LONDON (Reuters) - Britain’s top shares index is expected to lose ground over the coming year, a Reuters poll found, amid concerns over Britain’s exit from the European Union and the path of interest rates.
Jitters before November’s U.S presidential election, pitting Democrat Hillary Clinton against Republican Donald Trump, are expected to add pressure to stock markets in coming weeks.
The Reuters poll of around 30 traders, fund managers and strategists gave a median end-2016 forecast for the FTSE 100 of 6,800 points, a decline to 6,750 points by June 2017 and then a gain to 7,000 points by the end of 2017.

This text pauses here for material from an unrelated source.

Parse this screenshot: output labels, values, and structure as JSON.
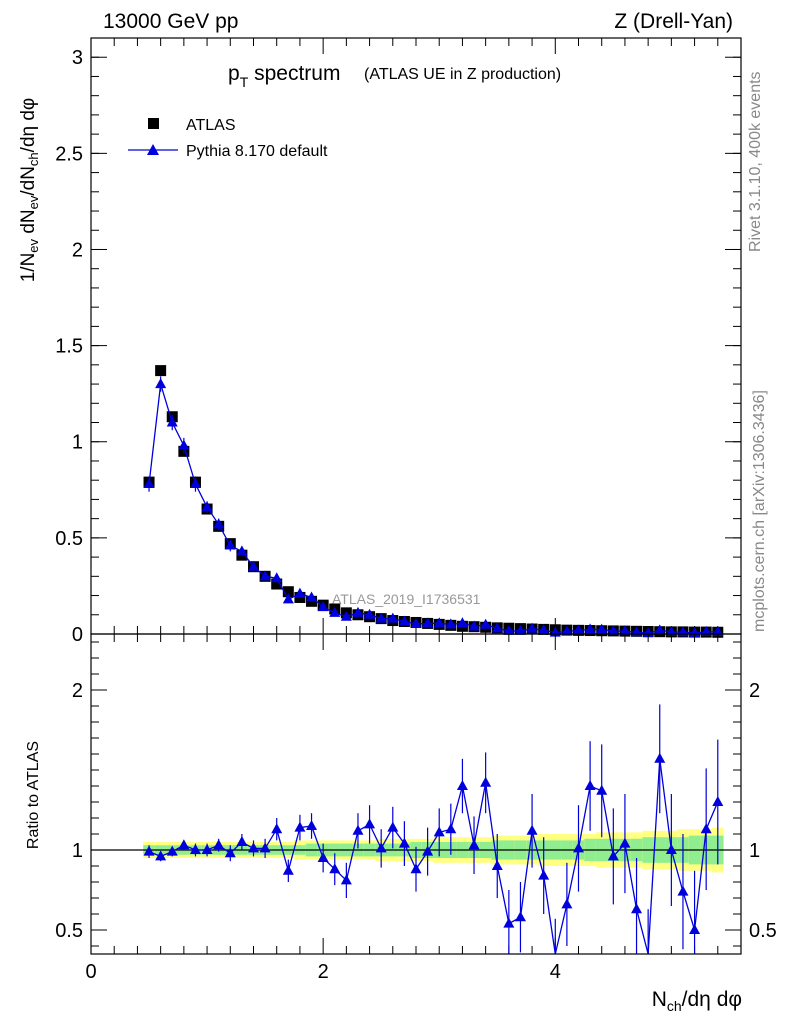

On Monday, the index closed at a 16-month high of 6,983.52, boosted by a tumbling pound, which fell on new worries over Brexit. The median forecast points to a 3 percent fall from there to the end of 2016 and a 0.2 percent gain from there to the end of 2017.
The FTSE 100 rose further on Tuesday, going over 7,000 points for the first time since mid-2015, as the slump in sterling boosted the FTSE’s internationally focused, export-driven stocks, which often benefit from a weaker pound.

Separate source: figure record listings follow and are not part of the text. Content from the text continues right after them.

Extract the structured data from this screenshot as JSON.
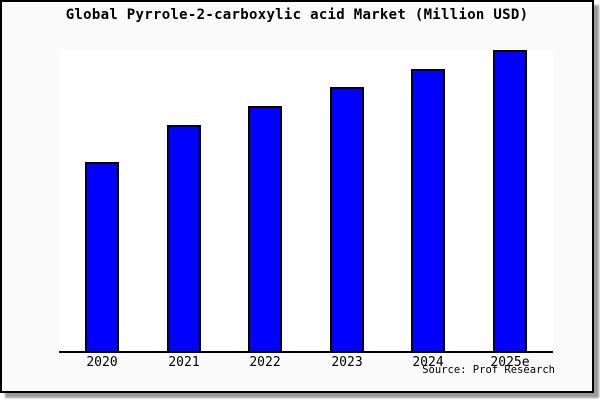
{
  "title": "Global Pyrrole-2-carboxylic acid Market (Million USD)",
  "source": {
    "label": "Source: Prof Research"
  },
  "colors": {
    "bar_fill": "#0000ff",
    "bar_outline": "#000000",
    "canvas_background": "#fafafa",
    "plot_background": "#ffffff",
    "axis": "#000000",
    "frame_border": "#000000"
  },
  "chart_data": {
    "type": "bar",
    "title": "Global Pyrrole-2-carboxylic acid Market (Million USD)",
    "categories": [
      "2020",
      "2021",
      "2022",
      "2023",
      "2024",
      "2025e"
    ],
    "values": [
      62.8,
      75.1,
      81.4,
      87.7,
      93.7,
      100
    ],
    "units": "relative (y-axis has no ticks or labels; values estimated as % of tallest 2025e bar)",
    "xlabel": "",
    "ylabel": "",
    "ylim": [
      0,
      100
    ],
    "grid": false,
    "legend_position": "none",
    "source": "Source: Prof Research"
  }
}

Nevertheless, many traders and strategists expected such gains to be relatively short-lived. Among leading investment banks, Goldman Sachs forecast the FTSE 100 ending 2016 at 6,600 points, while UBS predicted 6,500 points.
“We will go into a negative phase, as the prospect of a hard Brexit unsettles the market, confidence wanes in central bank actions, and as we face uncertainty in the U.S. before and after the Presidential elections,” said Berkeley Futures associate director Richard Griffiths.

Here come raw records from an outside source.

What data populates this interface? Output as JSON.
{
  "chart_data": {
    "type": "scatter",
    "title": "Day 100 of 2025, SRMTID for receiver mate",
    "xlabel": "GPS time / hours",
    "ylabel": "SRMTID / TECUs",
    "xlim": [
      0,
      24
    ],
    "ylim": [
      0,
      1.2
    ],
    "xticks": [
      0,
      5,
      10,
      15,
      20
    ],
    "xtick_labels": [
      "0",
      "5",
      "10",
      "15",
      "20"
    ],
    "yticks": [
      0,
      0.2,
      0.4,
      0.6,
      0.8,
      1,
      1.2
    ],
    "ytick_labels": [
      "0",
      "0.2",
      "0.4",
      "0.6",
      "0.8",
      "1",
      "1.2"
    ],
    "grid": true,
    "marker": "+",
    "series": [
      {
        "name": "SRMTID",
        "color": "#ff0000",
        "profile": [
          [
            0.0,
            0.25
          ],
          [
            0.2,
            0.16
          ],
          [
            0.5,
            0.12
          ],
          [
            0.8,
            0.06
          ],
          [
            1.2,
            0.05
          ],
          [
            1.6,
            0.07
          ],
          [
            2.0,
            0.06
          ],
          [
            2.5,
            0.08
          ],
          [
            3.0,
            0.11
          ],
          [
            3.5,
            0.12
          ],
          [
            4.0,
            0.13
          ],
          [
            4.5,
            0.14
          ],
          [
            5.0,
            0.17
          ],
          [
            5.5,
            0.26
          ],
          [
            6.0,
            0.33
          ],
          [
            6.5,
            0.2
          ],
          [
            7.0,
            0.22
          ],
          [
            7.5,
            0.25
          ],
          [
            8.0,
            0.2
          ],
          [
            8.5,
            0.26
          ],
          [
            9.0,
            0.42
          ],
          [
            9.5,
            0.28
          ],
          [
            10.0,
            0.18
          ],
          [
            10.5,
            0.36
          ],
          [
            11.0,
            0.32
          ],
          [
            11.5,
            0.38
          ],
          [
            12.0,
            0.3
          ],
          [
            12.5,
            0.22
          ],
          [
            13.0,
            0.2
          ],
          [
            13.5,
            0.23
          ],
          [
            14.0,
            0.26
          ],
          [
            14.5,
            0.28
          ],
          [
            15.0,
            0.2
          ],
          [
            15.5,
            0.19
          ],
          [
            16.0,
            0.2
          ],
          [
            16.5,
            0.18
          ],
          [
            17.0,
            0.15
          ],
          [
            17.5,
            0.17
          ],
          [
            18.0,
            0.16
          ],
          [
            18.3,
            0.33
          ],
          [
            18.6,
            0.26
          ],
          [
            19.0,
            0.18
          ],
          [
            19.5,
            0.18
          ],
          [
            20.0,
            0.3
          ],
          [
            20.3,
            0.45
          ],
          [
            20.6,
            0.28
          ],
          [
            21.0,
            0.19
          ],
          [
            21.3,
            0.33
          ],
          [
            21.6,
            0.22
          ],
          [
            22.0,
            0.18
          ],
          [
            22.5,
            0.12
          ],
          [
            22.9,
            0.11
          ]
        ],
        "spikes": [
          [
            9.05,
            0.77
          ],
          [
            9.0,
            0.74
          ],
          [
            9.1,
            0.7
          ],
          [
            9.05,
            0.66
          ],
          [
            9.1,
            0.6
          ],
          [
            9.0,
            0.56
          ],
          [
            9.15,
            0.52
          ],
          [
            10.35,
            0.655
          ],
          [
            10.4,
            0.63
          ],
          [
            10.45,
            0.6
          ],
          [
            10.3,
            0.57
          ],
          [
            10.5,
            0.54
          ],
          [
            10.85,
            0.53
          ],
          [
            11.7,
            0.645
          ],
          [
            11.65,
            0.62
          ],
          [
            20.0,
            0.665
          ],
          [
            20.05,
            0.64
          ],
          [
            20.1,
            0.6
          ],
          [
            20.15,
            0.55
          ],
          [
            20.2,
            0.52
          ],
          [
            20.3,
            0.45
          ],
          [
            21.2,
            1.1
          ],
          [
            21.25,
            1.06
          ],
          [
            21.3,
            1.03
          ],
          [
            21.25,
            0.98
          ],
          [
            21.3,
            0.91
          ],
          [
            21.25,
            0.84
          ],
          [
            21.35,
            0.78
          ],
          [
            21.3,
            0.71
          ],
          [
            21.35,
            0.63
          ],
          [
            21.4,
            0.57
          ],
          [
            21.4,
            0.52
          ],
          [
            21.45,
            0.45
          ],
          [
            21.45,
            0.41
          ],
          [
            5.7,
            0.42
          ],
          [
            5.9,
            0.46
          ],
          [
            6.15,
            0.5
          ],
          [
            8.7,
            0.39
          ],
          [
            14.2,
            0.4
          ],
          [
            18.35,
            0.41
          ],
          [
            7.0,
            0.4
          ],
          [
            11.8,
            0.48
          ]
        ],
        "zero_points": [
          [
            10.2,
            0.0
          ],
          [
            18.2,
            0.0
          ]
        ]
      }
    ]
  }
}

British Prime Minister Theresa May said this week she would begin the process of leaving the EU by the end of March 2017.
Many analysts and economists said her comments indicated a “hard Brexit” - abandoning the EU’s customs union and giving up on seeking preferential access to the single market.
In addition, the Federal Reserve is poised to raise U.S. rates while Britain and the European Central Bank keep rates at record lows. Concerns are growing that negative interest rates will hit the profits of British and European banks.
“The lack of earnings growth remains a big concern for me, and the Fed is moving towards tightening, which will be a near- to medium-term negative for markets at the same time that the ECB is unwilling to ease further,” said Hantec Markets’ analyst Richard Perry.